Tag Archives: relationships

A Valentine Aide-Memoire

This one, at least, was easy to do.
The puzzles of the human heart are less puzzling than commonly thought.

There are two main approaches to Valentine’s Day. The mass-market one, adopted with varying degrees of enthusiasm or resignation, is that of getting involved, making an effort and celebrating that one special person. The sophisticated approach, adopted by cynics and singletons, is that it’s nothing more than an exercise in raising sales of flowers and chocolates, and is best avoided by anyone with a genuinely romantic bone in their body.

I don’t wholly subscribe to either viewpoint.
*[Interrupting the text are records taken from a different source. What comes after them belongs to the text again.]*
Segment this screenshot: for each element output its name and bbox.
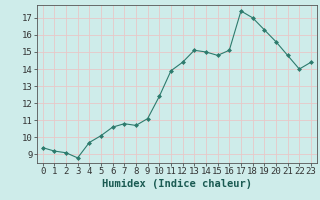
- X-axis label: Humidex (Indice chaleur): Humidex (Indice chaleur): [102, 179, 252, 189]
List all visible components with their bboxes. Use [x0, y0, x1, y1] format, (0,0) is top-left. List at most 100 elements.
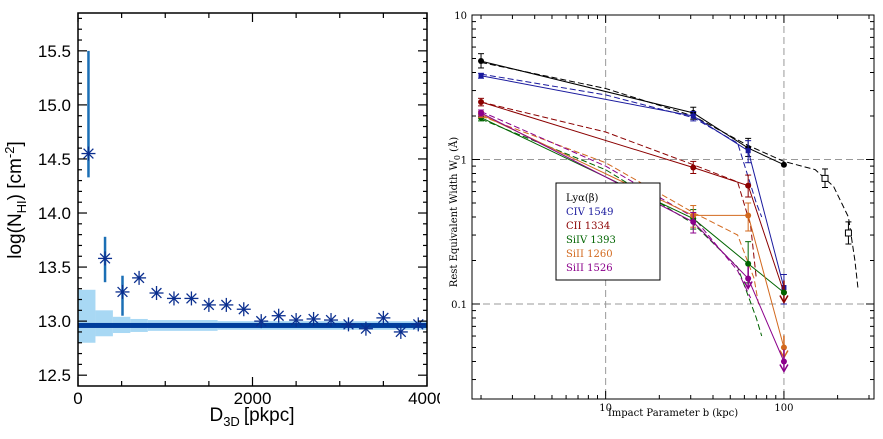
data-point-14	[324, 313, 339, 328]
data-point-10	[254, 314, 269, 329]
shade-bin-0	[78, 289, 96, 343]
data-point-0	[81, 146, 96, 161]
marker-open-square-1	[844, 229, 852, 237]
data-point-13	[306, 311, 321, 326]
data-point-7	[201, 297, 216, 312]
marker-circle-3	[780, 358, 787, 365]
right-axes: 10 100 10 1 0.1	[451, 11, 874, 414]
y-tick-label-2: 0.1	[451, 300, 467, 311]
star-stroke-d2	[83, 148, 94, 159]
marker-circle-2	[745, 260, 752, 267]
x-tick-label-2: 4000	[408, 389, 440, 408]
y-tick-label-0: 12.5	[38, 366, 71, 385]
x-tick-label-0: 0	[73, 389, 82, 408]
data-point-18	[393, 324, 408, 339]
data-point-5	[166, 291, 181, 306]
star-stroke-d2	[151, 287, 162, 299]
legend-entry-cii: CII 1334	[566, 221, 610, 232]
y-tick-label-1: 13.0	[38, 312, 71, 331]
star-stroke-d2	[220, 299, 232, 311]
data-point-3	[132, 270, 147, 285]
upper-limit-arrow-head	[779, 364, 789, 373]
star-stroke-d2	[343, 319, 354, 330]
equivalent-width-chart: 10 100 10 1 0.1 Impact Parameter b (kpc) Res…	[448, 11, 875, 419]
model-curve-3	[480, 118, 763, 337]
marker-circle-2	[745, 182, 752, 189]
marker-square-2	[745, 148, 751, 154]
left-axes: 0 2000 4000 12.5 13.0 13.5 14.0 14.5 15.0 15.5	[38, 12, 440, 408]
upper-limit-arrow-head	[743, 281, 753, 291]
y-tick-label-1: 1	[461, 155, 467, 166]
data-point-16	[358, 321, 373, 336]
series-6	[478, 109, 789, 373]
star-stroke-d2	[255, 315, 267, 327]
legend-entry-siii-1260: SiII 1260	[566, 249, 613, 260]
marker-square-1	[690, 113, 696, 119]
y-tick-label-6: 15.5	[38, 42, 71, 61]
star-stroke-d2	[308, 313, 319, 325]
data-point-17	[376, 310, 391, 325]
x-tick-label-1: 2000	[234, 389, 272, 408]
star-stroke-d2	[117, 286, 128, 298]
star-stroke-d2	[133, 272, 145, 284]
star-stroke-d2	[325, 314, 337, 326]
marker-circle-2	[745, 212, 752, 219]
series-line-6	[480, 112, 785, 362]
data-point-19	[411, 317, 426, 332]
x-tick-label-1: 100	[774, 403, 793, 414]
series-1	[821, 168, 852, 245]
y-tick-label-0: 10	[454, 11, 467, 22]
y-tick-label-4: 14.5	[38, 150, 71, 169]
left-y-axis-title: log(NHI) [cm-2]	[2, 141, 29, 258]
data-point-9	[236, 302, 251, 317]
marker-circle-1	[690, 218, 697, 225]
left-x-axis-title: D3D [pkpc]	[209, 405, 294, 429]
marker-circle-2	[745, 275, 752, 282]
data-point-6	[184, 291, 199, 306]
data-point-2	[115, 284, 130, 299]
data-point-15	[341, 317, 356, 332]
data-point-11	[271, 308, 286, 323]
y-tick-label-3: 14.0	[38, 204, 71, 223]
measured-series	[478, 53, 852, 373]
data-point-1	[98, 251, 113, 266]
marker-circle-3	[780, 344, 787, 351]
marker-open-square-0	[821, 174, 829, 182]
series-line-3	[480, 101, 785, 293]
legend-entry-siii-1526: SiII 1526	[566, 263, 613, 274]
model-curve-1	[480, 73, 763, 218]
y-tick-label-5: 15.0	[38, 96, 71, 115]
right-x-axis-title: Impact Parameter b (kpc)	[608, 408, 738, 419]
star-stroke-d2	[273, 310, 285, 322]
series-line-4	[480, 117, 785, 293]
marker-circle-0	[478, 109, 485, 116]
left-data-points	[81, 146, 426, 339]
marker-circle-3	[780, 289, 787, 296]
model-curve-2	[480, 101, 757, 279]
legend-entry-siiv: SiIV 1393	[566, 235, 616, 246]
data-point-12	[289, 313, 304, 328]
y-tick-label-2: 13.5	[38, 258, 71, 277]
data-point-4	[149, 286, 164, 301]
x-tick-label-0: 10	[599, 403, 612, 414]
star-stroke-d2	[290, 314, 302, 326]
series-line-0	[480, 60, 785, 166]
nhi-distance-chart: 0 2000 4000 12.5 13.0 13.5 14.0 14.5 15.0 15.5 D3…	[2, 12, 440, 429]
star-stroke-d2	[238, 303, 250, 315]
star-stroke-d2	[360, 323, 372, 335]
star-stroke-d2	[378, 312, 389, 324]
legend-box: Lyα(β) CIV 1549 CII 1334 SiIV 1393 SiII …	[555, 182, 661, 281]
star-stroke-d2	[186, 293, 197, 304]
mean-level-band	[78, 322, 427, 328]
marker-circle-1	[690, 164, 697, 171]
marker-square-0	[478, 73, 484, 79]
right-plot-frame	[471, 14, 875, 400]
upper-limit-arrow-head	[779, 295, 789, 305]
series-line-2	[480, 75, 785, 288]
legend-frame	[555, 182, 661, 281]
series-line-5	[480, 113, 785, 348]
legend-entry-lyman: Lyα(β)	[566, 193, 599, 204]
star-stroke-d2	[395, 326, 407, 338]
data-point-8	[219, 297, 234, 312]
marker-circle-3	[780, 161, 787, 168]
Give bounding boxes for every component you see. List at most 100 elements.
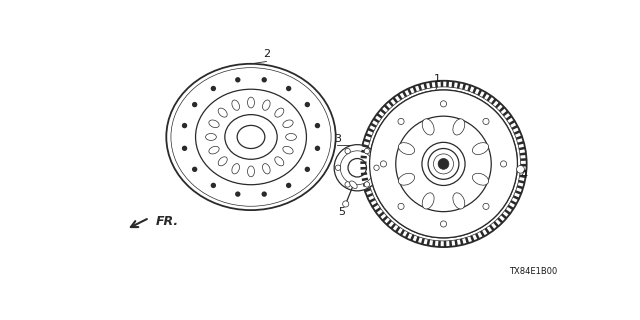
Polygon shape [412,86,417,92]
Circle shape [380,161,387,167]
Polygon shape [378,212,385,217]
Polygon shape [362,178,368,181]
Ellipse shape [237,125,265,148]
Polygon shape [467,85,472,92]
Polygon shape [370,123,377,128]
Polygon shape [465,237,469,244]
Ellipse shape [422,193,434,209]
Circle shape [440,101,447,107]
Polygon shape [446,81,449,87]
Polygon shape [484,228,490,234]
Polygon shape [482,92,487,99]
Polygon shape [452,81,455,88]
Circle shape [286,183,291,188]
Polygon shape [402,91,407,97]
Ellipse shape [262,164,270,174]
Polygon shape [373,118,380,123]
Polygon shape [361,172,367,175]
Polygon shape [361,150,367,153]
Circle shape [305,102,310,107]
Ellipse shape [453,119,465,135]
Polygon shape [472,87,477,93]
Circle shape [340,151,374,185]
Circle shape [422,142,465,186]
Polygon shape [509,120,515,125]
Circle shape [369,90,517,238]
Circle shape [483,118,489,124]
Polygon shape [517,185,524,189]
Polygon shape [435,81,438,87]
Polygon shape [520,152,526,156]
Circle shape [345,182,350,187]
Polygon shape [432,240,435,247]
Circle shape [182,123,188,128]
Polygon shape [360,161,367,164]
Ellipse shape [262,100,270,110]
Text: TX84E1B00: TX84E1B00 [509,267,557,276]
Circle shape [335,165,340,171]
Polygon shape [510,200,517,205]
Polygon shape [520,175,526,178]
Polygon shape [462,83,466,90]
Circle shape [440,221,447,227]
Polygon shape [372,203,378,208]
Circle shape [182,146,188,151]
Circle shape [428,148,459,179]
Circle shape [192,102,197,107]
Polygon shape [457,82,461,89]
Ellipse shape [209,120,219,128]
Text: 2: 2 [263,49,270,59]
Ellipse shape [196,89,307,185]
Polygon shape [415,236,420,243]
Ellipse shape [472,143,488,155]
Ellipse shape [283,146,293,154]
Polygon shape [360,156,367,158]
Circle shape [438,158,449,169]
Polygon shape [407,88,412,95]
Polygon shape [493,221,499,228]
Polygon shape [497,217,503,224]
Polygon shape [410,234,415,241]
Circle shape [364,182,369,187]
Circle shape [315,146,320,151]
Ellipse shape [209,146,219,154]
Circle shape [262,77,267,83]
Ellipse shape [422,119,434,135]
Polygon shape [513,195,520,200]
Ellipse shape [218,157,227,166]
Ellipse shape [453,193,465,209]
Circle shape [345,148,350,154]
Polygon shape [480,231,485,237]
Polygon shape [424,83,428,89]
Polygon shape [382,216,388,222]
Polygon shape [520,158,527,161]
Circle shape [500,161,507,167]
Polygon shape [363,183,369,187]
Polygon shape [520,164,527,166]
Polygon shape [365,133,372,138]
Polygon shape [499,106,505,112]
Circle shape [348,158,367,177]
Circle shape [374,165,380,171]
Circle shape [334,145,380,191]
Polygon shape [438,241,441,247]
Polygon shape [520,169,527,172]
Polygon shape [386,220,392,226]
Text: 1: 1 [434,74,441,84]
Text: 4: 4 [520,171,527,180]
Ellipse shape [232,100,239,110]
Polygon shape [369,198,376,203]
Polygon shape [444,241,447,247]
Polygon shape [367,128,374,132]
Polygon shape [470,235,475,242]
Circle shape [516,165,524,173]
Circle shape [192,167,197,172]
Polygon shape [418,84,422,91]
Polygon shape [516,135,522,140]
Polygon shape [515,190,522,195]
Polygon shape [489,225,495,231]
Polygon shape [477,89,483,96]
Ellipse shape [275,108,284,117]
Circle shape [305,167,310,172]
Circle shape [360,81,527,247]
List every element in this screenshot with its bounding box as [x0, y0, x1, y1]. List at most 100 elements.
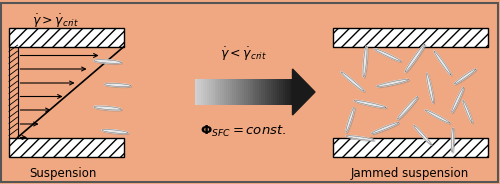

It’s not much fun being single on Valentine’s Day, when the world is reminding you, in red and pastel pink, how wonderful relationships are. However, it’s not always a lot of fun being in a relationship either, facing a dose of societally mandated pressure to “celebrate” your significant other by splashing cash on

However, human beings are crap when it comes to relationships, as much as they’re crap at anything else. We’re forgetful, we fall into bad habits and we take the most important things for granted simply because they’re always there. Getting a kick up the arse, even from an unwelcome direction, isn’t a bad thing if it reminds us that, hey, this is something worth a little celebration.

Only once a year though? (Add in a birthday, an anniversary and Christmas and you have four times a year, which still seems a little lacking.) Rampant commercialism doesn’t seem like the best way to set a mood either. It’s very hard not to be cynical when you see stores clearing away Christmas goods just to replace them with an array of Valentine’s Day products. (My local Tesco has a permanent “seasonal products” aisle, so you always know where to go to be reminded what the next thing you’re supposed to spend money on is.)

Cynicism, then, may be the healthiest response to Valentine’s Day. However, that ought to be cynicism towards the marketing rather than the message buried deep underneath. Responding to a prompt to do something nice, to give the person that means the most to you a little extra thought, doesn’t mean you’re giving into capitalism. After all, the form the resulting action takes ought to reflect both you and the relationship you’re in. However weird it may be.

So, opt out of Valentine’s Day and its avalanche of cards, flowers and chocolates by all means. Or opt in, and personalise it. Either way, it ought not to be just one day a year, and any reminder to be a better person ought to be appreciated.